Dad is Executive Director of Digital Rights Foundation, working in Pakistan, on cyber harassment, data protection, and free speech online. She has bagged an array of prestigious awards along the way, including the Human Rights Tulip Award in 2016. She was nominated as Young Global Leader by World Economic Forum in 2018 and recently was among the 21 Young Leaders from Asia by Asia Society.
On digital rights and free speech online, she said that most countries in the Global South were still grappling with the idea of human rights, and ensuring those vital rights. “These countries are often the ones where we see the most violations of digital rights, as these rights are still seen as wholly separate from human rights.”
She thinks that having umbrella policies at international level while keeping in mind only Global North will prove problematic and will bring the issue back full circle.
She said that growing nationalism and populism was a global trend developing in offline environment and was also being translated into online environment. “Social media activists and journalists who exercise free speech and share information or opinions are facing massive resistance online from such forces.”
She said that blocking Internet was blocking many fundamental human rights like right to access to information, right to freedom of expression. “The governments blocking Internet should be held accountable internationally and local activists should also generate evidence to take the authorities to the courts of law to win their rights.”
Talking on the laws to regulate social media content, she said that the Global South also suffered from the habit of copying laws made in the West. “Often times we see progressive laws being passed in Western countries, and soon after, developing countries begin to follow their footsteps, in the name of development and progress. This incessant need to play ‘catch up’ often misses the mark and leads to more issues than solutions.”

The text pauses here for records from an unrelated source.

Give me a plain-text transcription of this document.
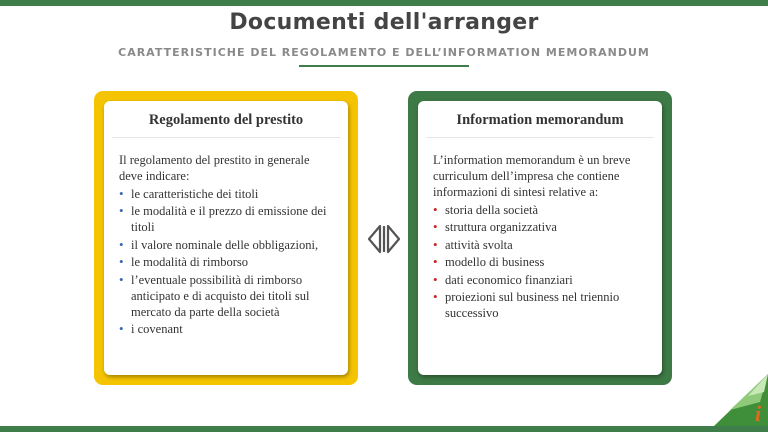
Documenti dell'arranger
CARATTERISTICHE DEL REGOLAMENTO E DELL’INFORMATION MEMORANDUM
Regolamento del prestito

Il regolamento del prestito in generale deve indicare:

• le caratteristiche dei titoli
• le modalità e il prezzo di emissione dei titoli
• il valore nominale delle obbligazioni,
• le modalità di rimborso
• l’eventuale possibilità di rimborso anticipato e di acquisto dei titoli sul mercato da parte della società
• i covenant
Information memorandum

L’information memorandum è un breve curriculum dell’impresa che contiene informazioni di sintesi relative a:

• storia della società
• struttura organizzativa
• attività svolta
• modello di business
• dati economico finanziari
• proiezioni sul business nel triennio successivo
i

Some governments, she says, in our part of the world are working or have already enacted problematic regulations around online harm or dealing with hate speech or fake news.

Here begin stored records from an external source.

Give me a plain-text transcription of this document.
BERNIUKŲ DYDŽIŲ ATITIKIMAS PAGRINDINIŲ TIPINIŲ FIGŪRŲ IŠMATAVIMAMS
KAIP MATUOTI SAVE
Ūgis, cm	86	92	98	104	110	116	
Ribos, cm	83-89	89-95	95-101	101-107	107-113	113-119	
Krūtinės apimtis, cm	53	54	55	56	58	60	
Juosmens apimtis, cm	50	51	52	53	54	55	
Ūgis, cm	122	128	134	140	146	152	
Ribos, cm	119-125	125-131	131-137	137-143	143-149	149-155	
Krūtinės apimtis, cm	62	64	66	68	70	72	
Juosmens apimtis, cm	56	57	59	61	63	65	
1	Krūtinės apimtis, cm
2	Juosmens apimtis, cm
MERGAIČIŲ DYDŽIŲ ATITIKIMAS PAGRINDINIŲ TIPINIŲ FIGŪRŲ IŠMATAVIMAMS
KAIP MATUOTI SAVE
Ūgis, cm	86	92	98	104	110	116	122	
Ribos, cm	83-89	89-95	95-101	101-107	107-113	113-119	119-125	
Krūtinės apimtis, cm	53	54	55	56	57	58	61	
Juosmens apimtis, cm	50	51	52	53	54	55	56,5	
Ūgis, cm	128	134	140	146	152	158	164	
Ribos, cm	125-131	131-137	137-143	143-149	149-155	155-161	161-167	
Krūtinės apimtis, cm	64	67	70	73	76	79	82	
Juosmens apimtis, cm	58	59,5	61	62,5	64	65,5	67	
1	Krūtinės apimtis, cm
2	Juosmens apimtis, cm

“These rules were inspired by an approach taken by Western countries towards social media companies to control content and hate speech. However, the digital landscape in countries like Pakistan and many others is too young to deal with such legislation. Moreover, such laws would impede freedom of speech, and dampen the growth of developing digital economy, rather than strengthen it.”
Dad added: “EU and UN also need to think how they can intervene when governments around the world violate international agreements and treaties that they have signed and ratified like International Covenant on Civil and Political Rights.”

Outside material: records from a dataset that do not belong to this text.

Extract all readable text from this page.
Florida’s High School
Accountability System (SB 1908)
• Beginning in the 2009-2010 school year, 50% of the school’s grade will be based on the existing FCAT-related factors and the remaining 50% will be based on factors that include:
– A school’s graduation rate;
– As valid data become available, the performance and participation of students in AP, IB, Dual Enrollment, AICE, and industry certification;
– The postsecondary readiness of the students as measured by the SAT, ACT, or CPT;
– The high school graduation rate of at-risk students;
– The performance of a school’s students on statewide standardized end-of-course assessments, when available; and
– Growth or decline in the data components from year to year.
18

She emphasised on enhanced coordination between civil society organisations (CSOs) to protect digital rights. “We need to think about civil society organisations, at a country level, regional level and the international level. If we are to look at the global CSO ecosystem, there is very little engagement across organisations addressing the issues around digital rights and its violations.”
She said that in an attempt to protect online civil liberties and the creation of equal and open online spaces, it is also crucial that CSOs engage with one another. “Now is the time that CSOs from across the region sit together, identify similar issues in similar cultural contexts, and figure out solutions that are specific to their regions.”
She further said that women led digital right organisations need to be supported and funded to help realise the dream of a safer, more inclusive online world.